Is acceleration not just the rate that velocity is changing?

 

[fattydq]

I don't understand what that has to do with my question though...although I'm sure you plan on explaining, what does this have to do with figuring out what equation to use to solve this problem?

 

[kuruman]

Yes, it is. So if the acceleration of gravity is -9.8 m/s², this means that for every second that goes by, you add -9.8 m/s to the velocity that is already there. Look at your question again. At time t = 0 the velocity that is already there is +30 m/s. What must you add to it after 4 s? What do you get for velocity when you do that?

 

[kuruman]

I don't understand what that has to do with my question though...although I'm sure you plan on explaining, what does this have to do with figuring out what equation to use to solve this problem?

What I described in posting#7 is the equation

v = v₀ - g*t

 

[fattydq]

Yes, it is. So if the acceleration of gravity is -9.8 m/s², this means that for every second that goes by, you add -9.8 m/s to the velocity that is already there. Look at your question again. At time t = 0 the velocity that is already there is +30 m/s. What must you add to it after 4 s? What do you get for velocity when you do that?

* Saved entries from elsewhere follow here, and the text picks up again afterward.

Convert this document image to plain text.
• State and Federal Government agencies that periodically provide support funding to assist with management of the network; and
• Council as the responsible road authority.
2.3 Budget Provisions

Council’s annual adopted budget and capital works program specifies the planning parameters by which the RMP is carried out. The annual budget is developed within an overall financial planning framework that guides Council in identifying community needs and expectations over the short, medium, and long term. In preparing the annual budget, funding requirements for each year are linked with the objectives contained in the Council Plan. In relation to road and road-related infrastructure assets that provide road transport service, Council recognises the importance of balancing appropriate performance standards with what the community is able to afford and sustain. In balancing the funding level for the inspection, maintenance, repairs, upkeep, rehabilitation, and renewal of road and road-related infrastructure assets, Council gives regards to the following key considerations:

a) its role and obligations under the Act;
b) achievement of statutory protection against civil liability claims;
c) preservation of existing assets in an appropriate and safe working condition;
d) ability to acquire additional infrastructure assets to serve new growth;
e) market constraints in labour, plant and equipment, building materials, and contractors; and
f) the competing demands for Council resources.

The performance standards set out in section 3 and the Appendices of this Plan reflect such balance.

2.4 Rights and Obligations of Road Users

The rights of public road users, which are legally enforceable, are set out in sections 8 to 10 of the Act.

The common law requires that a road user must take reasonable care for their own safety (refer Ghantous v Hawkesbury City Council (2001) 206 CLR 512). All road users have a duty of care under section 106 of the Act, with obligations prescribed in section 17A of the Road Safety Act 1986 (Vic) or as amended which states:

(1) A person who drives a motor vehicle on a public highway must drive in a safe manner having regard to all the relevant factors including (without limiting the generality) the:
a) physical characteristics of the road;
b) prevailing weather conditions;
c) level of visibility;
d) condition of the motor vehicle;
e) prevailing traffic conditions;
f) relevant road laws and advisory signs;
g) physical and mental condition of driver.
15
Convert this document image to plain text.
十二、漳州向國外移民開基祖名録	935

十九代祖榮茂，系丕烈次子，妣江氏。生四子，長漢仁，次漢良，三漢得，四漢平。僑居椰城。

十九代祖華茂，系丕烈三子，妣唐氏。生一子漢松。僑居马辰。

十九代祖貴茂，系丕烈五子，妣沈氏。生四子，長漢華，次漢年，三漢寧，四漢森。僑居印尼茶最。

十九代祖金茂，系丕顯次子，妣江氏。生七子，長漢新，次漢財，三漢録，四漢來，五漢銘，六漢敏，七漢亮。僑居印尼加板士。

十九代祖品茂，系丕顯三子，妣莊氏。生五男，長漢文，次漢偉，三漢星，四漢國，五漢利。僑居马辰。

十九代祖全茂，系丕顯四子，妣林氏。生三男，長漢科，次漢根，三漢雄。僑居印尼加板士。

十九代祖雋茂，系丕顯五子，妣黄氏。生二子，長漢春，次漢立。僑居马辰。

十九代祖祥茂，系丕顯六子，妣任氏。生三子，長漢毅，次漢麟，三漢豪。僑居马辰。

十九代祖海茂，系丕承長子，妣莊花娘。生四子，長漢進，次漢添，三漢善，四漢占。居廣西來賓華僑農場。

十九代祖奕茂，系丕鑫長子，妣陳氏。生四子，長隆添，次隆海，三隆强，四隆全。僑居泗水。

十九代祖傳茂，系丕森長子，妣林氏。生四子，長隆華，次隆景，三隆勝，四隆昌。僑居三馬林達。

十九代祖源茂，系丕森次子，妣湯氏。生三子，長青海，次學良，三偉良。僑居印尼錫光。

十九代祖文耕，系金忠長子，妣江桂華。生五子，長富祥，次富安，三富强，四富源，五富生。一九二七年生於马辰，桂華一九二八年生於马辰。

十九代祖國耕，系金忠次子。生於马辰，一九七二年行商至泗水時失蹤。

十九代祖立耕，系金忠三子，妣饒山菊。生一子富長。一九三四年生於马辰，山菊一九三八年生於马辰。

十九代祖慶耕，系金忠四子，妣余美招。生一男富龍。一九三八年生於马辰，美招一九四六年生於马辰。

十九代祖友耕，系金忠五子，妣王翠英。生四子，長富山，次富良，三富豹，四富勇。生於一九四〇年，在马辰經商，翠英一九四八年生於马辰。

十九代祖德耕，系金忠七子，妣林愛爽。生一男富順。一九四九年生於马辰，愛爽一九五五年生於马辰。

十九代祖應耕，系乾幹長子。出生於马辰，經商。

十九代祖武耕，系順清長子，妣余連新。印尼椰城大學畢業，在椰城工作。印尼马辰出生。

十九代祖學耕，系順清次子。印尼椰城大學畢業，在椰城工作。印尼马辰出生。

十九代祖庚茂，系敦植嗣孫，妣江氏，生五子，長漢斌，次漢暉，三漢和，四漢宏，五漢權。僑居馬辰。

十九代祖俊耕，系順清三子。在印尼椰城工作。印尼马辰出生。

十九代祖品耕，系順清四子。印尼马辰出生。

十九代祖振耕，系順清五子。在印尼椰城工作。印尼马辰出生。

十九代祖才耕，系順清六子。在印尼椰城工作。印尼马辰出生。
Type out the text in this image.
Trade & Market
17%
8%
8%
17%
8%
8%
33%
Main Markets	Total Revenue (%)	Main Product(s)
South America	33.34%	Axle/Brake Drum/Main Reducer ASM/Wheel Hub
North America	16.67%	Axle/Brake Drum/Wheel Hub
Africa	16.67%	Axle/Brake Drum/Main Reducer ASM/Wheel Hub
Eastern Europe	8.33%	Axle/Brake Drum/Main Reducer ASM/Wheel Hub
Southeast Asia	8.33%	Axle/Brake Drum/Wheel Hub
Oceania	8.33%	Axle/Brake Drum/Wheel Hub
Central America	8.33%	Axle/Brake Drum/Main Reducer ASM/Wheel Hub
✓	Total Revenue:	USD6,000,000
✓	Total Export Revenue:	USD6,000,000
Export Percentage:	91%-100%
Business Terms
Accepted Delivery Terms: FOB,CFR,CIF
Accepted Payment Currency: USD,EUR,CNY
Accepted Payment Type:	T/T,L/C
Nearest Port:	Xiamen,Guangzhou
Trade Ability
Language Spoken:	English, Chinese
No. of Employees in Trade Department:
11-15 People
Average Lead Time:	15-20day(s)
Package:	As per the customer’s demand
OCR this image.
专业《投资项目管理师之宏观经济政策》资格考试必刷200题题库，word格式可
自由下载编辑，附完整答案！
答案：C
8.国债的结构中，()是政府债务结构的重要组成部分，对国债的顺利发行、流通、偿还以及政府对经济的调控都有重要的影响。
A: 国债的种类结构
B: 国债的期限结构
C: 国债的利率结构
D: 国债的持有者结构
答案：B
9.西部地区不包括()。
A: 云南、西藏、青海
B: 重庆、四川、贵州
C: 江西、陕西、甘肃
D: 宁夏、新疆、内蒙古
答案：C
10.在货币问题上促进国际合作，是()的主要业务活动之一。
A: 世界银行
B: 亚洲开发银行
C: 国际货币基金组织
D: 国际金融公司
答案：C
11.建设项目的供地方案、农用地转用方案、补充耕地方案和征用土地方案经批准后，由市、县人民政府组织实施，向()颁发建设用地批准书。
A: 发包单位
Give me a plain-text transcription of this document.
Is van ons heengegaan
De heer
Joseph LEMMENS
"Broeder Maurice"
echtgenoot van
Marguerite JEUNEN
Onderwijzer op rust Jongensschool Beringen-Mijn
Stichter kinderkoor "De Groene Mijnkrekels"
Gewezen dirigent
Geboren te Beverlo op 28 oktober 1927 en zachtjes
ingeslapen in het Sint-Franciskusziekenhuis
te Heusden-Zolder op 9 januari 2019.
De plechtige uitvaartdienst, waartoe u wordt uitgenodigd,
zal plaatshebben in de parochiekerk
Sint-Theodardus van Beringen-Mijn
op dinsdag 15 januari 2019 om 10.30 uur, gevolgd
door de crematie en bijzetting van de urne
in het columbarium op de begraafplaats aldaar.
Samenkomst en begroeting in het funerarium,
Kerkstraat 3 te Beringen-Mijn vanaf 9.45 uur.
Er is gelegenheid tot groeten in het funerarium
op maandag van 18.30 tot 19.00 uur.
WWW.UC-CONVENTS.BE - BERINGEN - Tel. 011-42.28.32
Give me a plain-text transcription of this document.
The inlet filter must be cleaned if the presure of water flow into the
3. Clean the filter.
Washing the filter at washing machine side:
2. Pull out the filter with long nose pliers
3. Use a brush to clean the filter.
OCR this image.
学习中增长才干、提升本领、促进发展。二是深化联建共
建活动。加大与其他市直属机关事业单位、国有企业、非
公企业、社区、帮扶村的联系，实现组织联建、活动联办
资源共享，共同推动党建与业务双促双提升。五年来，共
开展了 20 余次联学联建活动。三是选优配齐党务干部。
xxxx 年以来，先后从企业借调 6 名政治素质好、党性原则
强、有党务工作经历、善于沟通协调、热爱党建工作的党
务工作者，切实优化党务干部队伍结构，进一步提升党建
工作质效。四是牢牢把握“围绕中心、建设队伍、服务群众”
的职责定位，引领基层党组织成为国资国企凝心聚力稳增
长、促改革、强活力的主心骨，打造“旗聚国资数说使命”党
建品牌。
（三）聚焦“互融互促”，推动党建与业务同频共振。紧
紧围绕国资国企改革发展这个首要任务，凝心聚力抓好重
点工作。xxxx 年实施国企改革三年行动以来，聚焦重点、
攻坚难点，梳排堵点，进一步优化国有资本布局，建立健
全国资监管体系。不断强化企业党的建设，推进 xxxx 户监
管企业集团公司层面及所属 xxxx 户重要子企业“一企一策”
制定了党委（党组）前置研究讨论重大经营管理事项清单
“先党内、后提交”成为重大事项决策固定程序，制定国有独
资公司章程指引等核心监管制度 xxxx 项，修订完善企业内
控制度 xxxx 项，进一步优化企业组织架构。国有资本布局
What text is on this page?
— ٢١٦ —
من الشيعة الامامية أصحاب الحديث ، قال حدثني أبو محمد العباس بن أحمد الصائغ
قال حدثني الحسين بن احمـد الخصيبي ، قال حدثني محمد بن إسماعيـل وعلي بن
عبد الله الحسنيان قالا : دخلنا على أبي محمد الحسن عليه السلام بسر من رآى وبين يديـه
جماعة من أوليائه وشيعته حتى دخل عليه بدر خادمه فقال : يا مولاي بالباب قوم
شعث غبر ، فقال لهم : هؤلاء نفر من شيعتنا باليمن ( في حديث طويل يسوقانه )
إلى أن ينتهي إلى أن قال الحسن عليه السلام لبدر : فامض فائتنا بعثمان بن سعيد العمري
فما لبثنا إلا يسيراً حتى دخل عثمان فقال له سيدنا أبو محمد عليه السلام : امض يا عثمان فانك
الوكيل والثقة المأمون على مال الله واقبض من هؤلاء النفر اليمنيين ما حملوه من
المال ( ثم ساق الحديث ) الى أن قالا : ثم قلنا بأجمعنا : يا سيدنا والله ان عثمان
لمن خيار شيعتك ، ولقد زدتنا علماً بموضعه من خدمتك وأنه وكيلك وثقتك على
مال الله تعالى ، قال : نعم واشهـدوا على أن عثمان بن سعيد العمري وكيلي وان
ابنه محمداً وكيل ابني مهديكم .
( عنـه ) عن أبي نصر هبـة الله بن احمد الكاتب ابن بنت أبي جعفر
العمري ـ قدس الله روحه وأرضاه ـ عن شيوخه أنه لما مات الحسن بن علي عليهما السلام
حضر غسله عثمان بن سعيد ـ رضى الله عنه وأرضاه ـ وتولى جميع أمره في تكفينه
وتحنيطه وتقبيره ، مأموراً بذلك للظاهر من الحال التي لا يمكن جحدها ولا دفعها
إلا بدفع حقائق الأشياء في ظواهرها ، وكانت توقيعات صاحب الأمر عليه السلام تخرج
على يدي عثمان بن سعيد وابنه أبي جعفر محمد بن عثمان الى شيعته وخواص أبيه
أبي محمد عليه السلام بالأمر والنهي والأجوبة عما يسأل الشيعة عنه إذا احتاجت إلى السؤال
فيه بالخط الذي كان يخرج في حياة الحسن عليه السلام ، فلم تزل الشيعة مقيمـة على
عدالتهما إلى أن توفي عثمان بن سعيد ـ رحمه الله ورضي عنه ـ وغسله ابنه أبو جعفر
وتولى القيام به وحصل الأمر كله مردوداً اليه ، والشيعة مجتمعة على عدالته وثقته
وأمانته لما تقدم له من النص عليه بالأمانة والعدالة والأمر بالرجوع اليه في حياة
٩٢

So after four seconds you would add (4x-9.8) to thirty, correct?

 

[fattydq]

Thus my answer would be D...since I'm still going to have a positive number. Right?

 

[kuruman]

So after four seconds you would add (4x-9.8) to thirty, correct?

4*(-9.8) = -39.2 m.s Add that to 30 and you get ...

 

[fattydq]

Ahh, yes, duh. Haha, it seems very simple now...but I still don't understand what this v=u+at means?

 

[kuruman]

Ahh, yes, duh. Haha, it seems very simple now...but I still don't understand what this v=u+at means?

Look at posting#8. replace u with v₀ and a with -g. What do you get? The expression v = u + at is a general form of the same equation.

 

[Fightfish]

Ahh, yes, duh. Haha, it seems very simple now...but I still don't understand what this v=u+at means?

It means that for a body undergoing constant acceleration, the final velocity v of the body after a time t is equivalent to the initial velocity u of the body plus the change in the velocity of the body during this time (ie acceleration X time), essentially what you've been doing just now. *Take note of the directions when using this equation, all the terms are vector quantities.*

 

[tiny-tim]

Ahh, yes, duh. Haha, it seems very simple now...but I still don't understand what this v=u+at means?

Hi fattydq!

Think of it as v - u = at, so a = (v - u)/t …

then it simply says that acceleration is change-in-speed divided by time… which it is, isn't it?

( of course, this only works for constant acceleration )